Mesure adoptée en février 2017, la subvention d’Etat à l’achat d’un vélo à assistance électrique (VAE), communément appelée bonus VAE,  n’a pas été reconduite par le gouvernement. “Nous avons considéré que ce n’était pas à l’Etat de continuer à subventionner le vélo électrique, dans la mesure où quand il l’avait fait, les collectivités locales ne le faisaient pas“, a justifié le ministre Gérald Darmanin, interrogé sur RTL.

En plein démarrage des Assises nationales de la mobilité, et alors que ce bonus rencontre un véritable succès auprès des Français, la décision a immédiatement fait réagir les professionnels, rassemblés derrière le Club des villes et territoires cyclables.
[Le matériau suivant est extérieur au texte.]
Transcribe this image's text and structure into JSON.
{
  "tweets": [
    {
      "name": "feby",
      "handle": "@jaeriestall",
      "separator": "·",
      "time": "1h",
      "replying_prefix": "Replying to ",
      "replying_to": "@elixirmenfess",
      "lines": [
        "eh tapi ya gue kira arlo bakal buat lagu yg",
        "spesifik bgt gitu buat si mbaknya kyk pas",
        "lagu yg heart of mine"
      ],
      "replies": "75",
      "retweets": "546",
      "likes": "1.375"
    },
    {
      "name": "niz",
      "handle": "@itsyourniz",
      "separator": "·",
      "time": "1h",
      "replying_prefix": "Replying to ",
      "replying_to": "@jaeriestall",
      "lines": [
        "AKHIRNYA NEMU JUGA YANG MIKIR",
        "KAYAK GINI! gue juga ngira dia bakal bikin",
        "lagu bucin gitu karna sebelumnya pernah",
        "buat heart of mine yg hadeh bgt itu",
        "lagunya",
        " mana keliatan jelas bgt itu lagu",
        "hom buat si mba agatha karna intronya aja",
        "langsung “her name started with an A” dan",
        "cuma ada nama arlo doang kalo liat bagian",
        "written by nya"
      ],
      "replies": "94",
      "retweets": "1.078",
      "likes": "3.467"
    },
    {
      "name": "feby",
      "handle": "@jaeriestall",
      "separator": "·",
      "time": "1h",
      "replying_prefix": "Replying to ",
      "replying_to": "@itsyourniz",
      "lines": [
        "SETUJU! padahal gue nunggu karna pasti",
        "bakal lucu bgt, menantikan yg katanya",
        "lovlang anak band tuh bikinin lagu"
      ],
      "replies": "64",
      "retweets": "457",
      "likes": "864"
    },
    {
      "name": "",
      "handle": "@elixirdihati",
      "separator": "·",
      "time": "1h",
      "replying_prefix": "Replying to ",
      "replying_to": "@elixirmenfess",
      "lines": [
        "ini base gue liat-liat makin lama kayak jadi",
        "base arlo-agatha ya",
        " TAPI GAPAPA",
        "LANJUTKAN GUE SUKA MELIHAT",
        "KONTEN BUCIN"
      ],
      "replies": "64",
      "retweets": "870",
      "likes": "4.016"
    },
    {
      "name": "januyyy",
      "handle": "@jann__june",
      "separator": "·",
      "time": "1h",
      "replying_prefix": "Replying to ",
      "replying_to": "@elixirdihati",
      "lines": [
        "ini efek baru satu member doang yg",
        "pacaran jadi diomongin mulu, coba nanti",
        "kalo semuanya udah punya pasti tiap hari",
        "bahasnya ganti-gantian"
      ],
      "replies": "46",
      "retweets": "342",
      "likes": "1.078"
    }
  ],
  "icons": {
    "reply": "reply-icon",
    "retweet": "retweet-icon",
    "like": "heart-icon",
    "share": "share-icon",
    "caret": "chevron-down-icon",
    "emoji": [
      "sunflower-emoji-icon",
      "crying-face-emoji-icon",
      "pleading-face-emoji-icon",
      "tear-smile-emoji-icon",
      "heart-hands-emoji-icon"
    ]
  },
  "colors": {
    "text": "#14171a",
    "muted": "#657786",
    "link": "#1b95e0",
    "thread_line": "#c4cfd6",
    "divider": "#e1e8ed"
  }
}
Son président, Pierre Serne, s’interroge :  “Faut-il participer aux Assises de la mobilité pendant les trois prochains mois ? Après un si mauvais signal de départ, nous attendons du gouvernement qu’il apporte des engagements (puisqu’après tout la loi de finances n’est pas encore votée), notamment à 11 jours de l’ouverture des Rencontres nationales du transport public et de notre 21e congrès national à Marseille.” Le Club rappelle notamment ” les bénéfices multiples, évalués, de l’usage du VAE en termes d’environnement, de santé publique et d’emploi. Le VAE étend le domaine d’emploi du vélo, en touchant des personnes jusqu’alors éloignées de ce mode : les actifs, les femmes, les personnes de plus de 50 ans, les personnes souffrant de handicap.” Quant à l’enjeu financier, Pierre Serne a beau jeu de rappeler qu’avec le montant d’une seule prime pour l’achat d’une voiture électrique, on finance celles de “30 vélos à assistance électrique. L’enjeu n’est donc manifestement pas les économies réalisées”. En risquant de ralentir l’essor du VAE, l’abandon du bonus pourrait également avoir des conséquences sur la filière économique créatrice d’emplois locaux qui commence à se structurer autour de ce marché.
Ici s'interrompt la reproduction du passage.